‘Bind ministers aan plan elektronische overheid’
De commissie-Wallage/Postma, ook de commissie-Financiering e-overheid genoemd, is door staatssecretaris Bijleveld ingesteld nadat de Vereniging van Nederlandse Gemeenten (VNG) had voorgerekend dat e-overheidsinitiatieven een gemeentelijke investering vergen van 820 miljoen euro. “Maar na drie weken zeiden ze: geld is niet het probleem, het is gewoon een grote bende”, aldus Nils Borgesius, VNG’s hoofd Informatiebeleid, vorige week op het congres Gemeenten en ICT. “Er is te weinig regie. Zowel inhoudelijk, waardoor hoge ambities worden gestapeld op onaffe voorwaardelijke voorzieningen, als qua planning, waardoor projecten samenlopen in de tijd en het verandervermogen van gemeenten volledig wordt dolgedraaid.”
Vorige maand heeft de commissie haar bevindingen toegelicht in de Regiegroep Dienstverlening en E-overheid (zeven ministeries en koepels van provincies, waterschappen en gemeenten). Liever dan het advies een urgentieprogramma op te stellen, ontving de regiegroep van Wallage en Postma echter meteen een opzet voor zo’n programma. Die opzet is daar begin deze week besproken.
De ministerraad moet het NUP vaststellen; daarmee committeert iedere bewindspersoon zich eraan. Het moet focusseren op het fundament voor e-dienstverlening en lastenvermindering, dus op randvoorwaardelijke, infrastructurele voorzieningen, die dan centraal worden gefinancierd. Middelen voor beheer en exploitatie moeten ‘groeibestendig’ worden gereserveerd. Naast basisvoorzieningen moet er volgens de commissie, in Borgesius’ weergave, “een zeer beperkt aantal toepassingsgerichte projecten” worden uitgevoerd en nieuwe alleen na een uitvoeringstoets. Hij sprak van “niet meer dan vier à vijf” en voegde daaraan toe: “En verder dus niets.”
Voorts moet ‘het oerwoud aan stuurgroepen’ worden gesaneerd. Genoemde regiegroep moet krachtig de regie gaan voeren. Eén coördinerend bewindspersoon is verantwoordelijk en weet zich gesteund door een ministerraadbesluit. De Tweede Kamer wordt jaarlijks over de voortgang geïnformeerd. Trage gemeenten worden met benchmarks bij de les gehouden. “Gemeenten krijgen minder voor hun kiezen, maar moeten wel sneller worden”, aldus Borgesius, die voor de VNG een zwaardere regierol voorzag.

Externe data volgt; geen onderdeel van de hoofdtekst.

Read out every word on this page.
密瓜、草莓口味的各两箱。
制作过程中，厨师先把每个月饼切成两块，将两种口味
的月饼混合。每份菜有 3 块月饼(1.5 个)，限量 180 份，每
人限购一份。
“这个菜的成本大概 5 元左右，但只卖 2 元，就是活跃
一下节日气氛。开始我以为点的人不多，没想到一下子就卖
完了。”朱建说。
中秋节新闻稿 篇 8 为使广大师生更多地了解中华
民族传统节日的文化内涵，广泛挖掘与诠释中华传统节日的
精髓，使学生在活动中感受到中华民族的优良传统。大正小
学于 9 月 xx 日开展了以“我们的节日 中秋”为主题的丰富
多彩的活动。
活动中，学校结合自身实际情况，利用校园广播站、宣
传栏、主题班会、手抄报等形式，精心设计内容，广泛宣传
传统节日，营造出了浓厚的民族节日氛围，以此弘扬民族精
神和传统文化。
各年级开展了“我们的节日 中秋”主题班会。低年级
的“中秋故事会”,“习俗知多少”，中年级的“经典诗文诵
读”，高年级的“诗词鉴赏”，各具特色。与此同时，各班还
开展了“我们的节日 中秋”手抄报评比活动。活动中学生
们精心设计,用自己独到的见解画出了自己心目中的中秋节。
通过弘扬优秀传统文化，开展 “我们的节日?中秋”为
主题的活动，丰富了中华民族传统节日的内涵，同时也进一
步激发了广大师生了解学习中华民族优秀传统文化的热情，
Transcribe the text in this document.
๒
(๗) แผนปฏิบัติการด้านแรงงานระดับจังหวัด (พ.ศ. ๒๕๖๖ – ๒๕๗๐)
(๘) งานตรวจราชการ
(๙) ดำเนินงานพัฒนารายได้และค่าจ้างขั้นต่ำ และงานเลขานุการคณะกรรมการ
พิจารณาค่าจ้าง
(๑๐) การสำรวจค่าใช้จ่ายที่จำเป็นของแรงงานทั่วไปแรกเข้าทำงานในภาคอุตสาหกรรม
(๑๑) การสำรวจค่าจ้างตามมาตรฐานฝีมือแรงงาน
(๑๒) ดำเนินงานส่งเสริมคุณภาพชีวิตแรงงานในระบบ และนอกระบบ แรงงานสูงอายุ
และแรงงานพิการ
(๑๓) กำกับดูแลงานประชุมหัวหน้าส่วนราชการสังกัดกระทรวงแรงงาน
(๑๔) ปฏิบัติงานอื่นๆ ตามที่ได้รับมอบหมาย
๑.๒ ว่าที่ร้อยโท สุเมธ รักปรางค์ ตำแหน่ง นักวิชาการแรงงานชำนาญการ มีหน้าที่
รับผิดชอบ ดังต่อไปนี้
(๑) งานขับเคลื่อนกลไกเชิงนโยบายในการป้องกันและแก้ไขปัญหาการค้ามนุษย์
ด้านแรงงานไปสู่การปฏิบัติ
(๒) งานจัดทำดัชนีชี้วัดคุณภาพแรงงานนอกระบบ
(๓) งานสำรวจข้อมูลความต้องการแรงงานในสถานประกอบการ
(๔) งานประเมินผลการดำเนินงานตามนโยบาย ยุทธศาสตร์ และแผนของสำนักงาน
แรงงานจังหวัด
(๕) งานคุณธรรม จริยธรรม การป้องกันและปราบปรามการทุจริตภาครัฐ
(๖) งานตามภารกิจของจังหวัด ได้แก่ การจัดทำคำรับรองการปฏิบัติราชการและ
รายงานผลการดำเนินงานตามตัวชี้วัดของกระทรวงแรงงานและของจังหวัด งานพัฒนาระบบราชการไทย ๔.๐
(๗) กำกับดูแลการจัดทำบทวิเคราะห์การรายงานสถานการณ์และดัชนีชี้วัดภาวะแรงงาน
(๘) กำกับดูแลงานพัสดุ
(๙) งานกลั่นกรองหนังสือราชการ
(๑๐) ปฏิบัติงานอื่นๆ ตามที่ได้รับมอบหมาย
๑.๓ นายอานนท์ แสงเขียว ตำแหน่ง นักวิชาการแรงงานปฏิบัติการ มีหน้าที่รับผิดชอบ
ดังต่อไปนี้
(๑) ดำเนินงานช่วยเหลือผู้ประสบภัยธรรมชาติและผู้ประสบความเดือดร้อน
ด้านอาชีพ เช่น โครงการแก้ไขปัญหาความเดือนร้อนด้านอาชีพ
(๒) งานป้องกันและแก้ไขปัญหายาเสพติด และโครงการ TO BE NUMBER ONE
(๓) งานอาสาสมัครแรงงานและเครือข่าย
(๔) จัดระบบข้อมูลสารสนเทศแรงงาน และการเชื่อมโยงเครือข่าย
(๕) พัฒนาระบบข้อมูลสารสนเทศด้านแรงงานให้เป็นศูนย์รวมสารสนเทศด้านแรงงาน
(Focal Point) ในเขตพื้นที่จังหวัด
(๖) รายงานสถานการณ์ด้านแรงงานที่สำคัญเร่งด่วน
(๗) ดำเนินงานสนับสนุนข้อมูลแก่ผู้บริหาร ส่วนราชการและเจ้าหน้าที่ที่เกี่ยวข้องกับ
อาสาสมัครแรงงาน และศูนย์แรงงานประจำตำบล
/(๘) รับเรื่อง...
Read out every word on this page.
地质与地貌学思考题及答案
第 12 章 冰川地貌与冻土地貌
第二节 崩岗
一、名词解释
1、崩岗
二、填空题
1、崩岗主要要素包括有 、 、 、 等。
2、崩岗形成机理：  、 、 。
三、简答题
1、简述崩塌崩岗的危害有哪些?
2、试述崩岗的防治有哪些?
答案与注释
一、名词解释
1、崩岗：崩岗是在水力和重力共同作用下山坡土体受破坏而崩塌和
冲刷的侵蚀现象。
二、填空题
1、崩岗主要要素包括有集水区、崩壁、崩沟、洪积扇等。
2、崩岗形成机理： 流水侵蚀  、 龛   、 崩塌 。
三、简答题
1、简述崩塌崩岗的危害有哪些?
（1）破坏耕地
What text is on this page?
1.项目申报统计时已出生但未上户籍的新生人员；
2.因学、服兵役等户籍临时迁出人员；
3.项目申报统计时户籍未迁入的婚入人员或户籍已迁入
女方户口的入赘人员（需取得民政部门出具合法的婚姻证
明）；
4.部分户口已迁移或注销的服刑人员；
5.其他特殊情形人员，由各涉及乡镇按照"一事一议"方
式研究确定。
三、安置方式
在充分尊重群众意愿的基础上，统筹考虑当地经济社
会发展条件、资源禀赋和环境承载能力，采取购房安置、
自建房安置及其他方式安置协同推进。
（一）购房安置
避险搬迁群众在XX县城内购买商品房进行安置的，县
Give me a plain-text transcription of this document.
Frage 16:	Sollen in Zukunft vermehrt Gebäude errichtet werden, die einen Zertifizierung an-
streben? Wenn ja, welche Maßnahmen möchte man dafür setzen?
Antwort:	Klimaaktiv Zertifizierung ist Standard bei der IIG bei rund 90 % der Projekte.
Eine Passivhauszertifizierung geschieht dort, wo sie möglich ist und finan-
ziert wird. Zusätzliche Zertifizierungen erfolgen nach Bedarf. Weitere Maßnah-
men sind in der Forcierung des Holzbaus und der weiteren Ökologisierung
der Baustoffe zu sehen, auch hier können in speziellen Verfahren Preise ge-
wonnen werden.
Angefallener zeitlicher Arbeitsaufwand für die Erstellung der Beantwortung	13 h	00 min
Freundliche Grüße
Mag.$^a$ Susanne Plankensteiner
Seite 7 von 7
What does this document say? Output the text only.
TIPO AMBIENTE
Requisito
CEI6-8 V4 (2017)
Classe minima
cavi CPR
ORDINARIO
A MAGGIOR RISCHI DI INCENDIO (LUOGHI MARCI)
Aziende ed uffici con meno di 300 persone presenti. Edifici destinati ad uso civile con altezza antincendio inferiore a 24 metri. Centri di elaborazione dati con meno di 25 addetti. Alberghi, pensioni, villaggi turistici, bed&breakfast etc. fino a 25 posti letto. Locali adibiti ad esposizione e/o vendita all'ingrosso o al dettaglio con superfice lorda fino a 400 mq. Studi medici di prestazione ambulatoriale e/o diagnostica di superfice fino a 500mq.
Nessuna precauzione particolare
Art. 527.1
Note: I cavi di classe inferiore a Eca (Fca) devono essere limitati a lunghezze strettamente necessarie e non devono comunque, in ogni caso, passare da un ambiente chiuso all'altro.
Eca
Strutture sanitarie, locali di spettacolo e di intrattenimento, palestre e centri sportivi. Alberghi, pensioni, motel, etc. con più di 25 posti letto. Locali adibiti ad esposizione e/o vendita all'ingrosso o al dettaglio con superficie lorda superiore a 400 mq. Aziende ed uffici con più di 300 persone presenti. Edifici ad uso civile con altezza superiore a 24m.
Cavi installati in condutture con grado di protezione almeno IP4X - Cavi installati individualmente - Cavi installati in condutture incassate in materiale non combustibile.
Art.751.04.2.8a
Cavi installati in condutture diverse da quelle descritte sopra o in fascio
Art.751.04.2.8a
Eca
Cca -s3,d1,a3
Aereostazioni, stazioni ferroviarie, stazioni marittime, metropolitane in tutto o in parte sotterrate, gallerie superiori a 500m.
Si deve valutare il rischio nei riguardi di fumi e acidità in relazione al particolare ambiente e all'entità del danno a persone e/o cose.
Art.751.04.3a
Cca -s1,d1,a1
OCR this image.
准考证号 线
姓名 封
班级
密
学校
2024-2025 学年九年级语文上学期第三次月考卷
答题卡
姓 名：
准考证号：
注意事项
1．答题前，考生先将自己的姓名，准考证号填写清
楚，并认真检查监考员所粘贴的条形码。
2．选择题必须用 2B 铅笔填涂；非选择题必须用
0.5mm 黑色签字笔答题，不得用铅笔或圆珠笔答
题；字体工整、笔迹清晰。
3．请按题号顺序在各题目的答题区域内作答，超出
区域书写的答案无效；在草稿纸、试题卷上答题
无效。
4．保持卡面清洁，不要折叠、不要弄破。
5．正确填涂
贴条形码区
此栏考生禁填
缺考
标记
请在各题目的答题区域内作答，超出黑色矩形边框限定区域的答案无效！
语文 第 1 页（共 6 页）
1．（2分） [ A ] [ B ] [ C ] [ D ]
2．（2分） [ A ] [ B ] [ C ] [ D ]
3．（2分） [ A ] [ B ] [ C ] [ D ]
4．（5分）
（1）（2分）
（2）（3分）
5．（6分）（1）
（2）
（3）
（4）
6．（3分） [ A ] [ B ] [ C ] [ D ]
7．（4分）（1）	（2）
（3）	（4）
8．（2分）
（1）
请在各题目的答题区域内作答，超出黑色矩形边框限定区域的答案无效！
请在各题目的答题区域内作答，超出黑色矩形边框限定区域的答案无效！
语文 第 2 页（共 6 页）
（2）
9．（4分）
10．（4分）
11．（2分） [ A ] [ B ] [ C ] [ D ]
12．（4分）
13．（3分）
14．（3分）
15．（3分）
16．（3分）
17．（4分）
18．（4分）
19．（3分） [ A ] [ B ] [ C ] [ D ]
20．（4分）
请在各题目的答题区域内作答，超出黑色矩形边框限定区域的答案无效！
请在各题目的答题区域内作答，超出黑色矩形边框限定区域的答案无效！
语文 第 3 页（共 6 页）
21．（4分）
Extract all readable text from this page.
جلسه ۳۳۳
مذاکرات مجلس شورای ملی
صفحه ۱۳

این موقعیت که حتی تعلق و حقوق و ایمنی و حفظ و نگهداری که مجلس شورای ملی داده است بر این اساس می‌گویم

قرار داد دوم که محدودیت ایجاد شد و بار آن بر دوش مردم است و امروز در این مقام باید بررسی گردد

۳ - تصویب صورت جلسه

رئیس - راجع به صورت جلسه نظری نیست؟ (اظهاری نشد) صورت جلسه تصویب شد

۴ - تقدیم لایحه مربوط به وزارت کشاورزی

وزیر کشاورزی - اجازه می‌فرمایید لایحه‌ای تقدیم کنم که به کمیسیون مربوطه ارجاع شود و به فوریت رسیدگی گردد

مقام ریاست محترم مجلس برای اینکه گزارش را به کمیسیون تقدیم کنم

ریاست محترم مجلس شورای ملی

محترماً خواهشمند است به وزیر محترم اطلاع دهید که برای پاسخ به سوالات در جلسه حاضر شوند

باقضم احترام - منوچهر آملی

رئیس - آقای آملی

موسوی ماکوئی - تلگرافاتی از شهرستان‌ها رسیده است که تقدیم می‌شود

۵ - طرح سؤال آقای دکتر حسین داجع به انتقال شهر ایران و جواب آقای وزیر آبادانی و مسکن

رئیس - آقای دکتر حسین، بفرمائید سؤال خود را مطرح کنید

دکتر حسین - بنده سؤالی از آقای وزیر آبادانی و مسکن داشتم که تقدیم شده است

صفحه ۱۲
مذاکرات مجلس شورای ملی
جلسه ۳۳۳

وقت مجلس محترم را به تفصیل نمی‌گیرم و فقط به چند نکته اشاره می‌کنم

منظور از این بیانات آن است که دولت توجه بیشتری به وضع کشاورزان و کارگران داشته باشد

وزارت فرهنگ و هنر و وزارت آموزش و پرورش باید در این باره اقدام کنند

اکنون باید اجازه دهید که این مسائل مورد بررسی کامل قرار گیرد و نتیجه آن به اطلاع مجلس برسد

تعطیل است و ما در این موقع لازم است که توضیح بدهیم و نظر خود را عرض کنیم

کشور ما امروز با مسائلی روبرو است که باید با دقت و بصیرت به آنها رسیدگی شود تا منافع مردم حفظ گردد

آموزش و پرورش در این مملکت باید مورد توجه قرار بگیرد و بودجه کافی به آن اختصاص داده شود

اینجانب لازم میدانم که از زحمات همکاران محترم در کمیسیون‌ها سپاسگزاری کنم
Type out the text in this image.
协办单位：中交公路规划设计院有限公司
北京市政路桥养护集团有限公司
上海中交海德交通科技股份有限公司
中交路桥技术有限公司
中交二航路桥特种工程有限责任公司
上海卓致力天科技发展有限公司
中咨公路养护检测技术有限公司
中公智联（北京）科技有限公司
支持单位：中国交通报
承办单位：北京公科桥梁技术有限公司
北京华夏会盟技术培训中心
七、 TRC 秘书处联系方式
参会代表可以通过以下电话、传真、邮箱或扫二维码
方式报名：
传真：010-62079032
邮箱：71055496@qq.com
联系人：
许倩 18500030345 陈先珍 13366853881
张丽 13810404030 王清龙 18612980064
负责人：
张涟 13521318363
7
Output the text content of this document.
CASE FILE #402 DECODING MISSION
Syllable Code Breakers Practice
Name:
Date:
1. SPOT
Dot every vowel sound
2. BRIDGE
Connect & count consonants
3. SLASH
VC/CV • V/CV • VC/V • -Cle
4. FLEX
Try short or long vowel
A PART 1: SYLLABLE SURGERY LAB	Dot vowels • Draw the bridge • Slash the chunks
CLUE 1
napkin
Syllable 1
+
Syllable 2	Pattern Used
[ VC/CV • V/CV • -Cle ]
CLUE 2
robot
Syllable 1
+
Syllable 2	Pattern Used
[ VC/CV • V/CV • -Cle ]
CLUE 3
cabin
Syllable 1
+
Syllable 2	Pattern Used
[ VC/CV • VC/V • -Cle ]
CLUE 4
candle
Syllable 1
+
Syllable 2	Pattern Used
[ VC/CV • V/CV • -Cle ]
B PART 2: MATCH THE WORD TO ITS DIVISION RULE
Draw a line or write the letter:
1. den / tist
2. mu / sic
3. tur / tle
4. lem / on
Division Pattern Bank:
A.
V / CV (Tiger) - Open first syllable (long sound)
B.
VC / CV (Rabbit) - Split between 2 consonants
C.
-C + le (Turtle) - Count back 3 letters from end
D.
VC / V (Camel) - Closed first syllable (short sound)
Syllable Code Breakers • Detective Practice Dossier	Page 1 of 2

Borgesius stapt deze maand over naar het Interprovinciaal Overleg. Bij zijn aantreden twee jaar geleden zei hij dat de VNG haar leden zou aanspreken op hun verantwoordelijkheid en kwaliteit en het lidmaatschap minder vrijblijvend zou maken. Hij wil over zijn vertrek niet uitweiden, maar bevestigt desgevraagd dat onvrede meespeelt over “wat de VNG kan en wil” en dat van de intenties van najaar 2005 “niet veel terechtgekomen is”.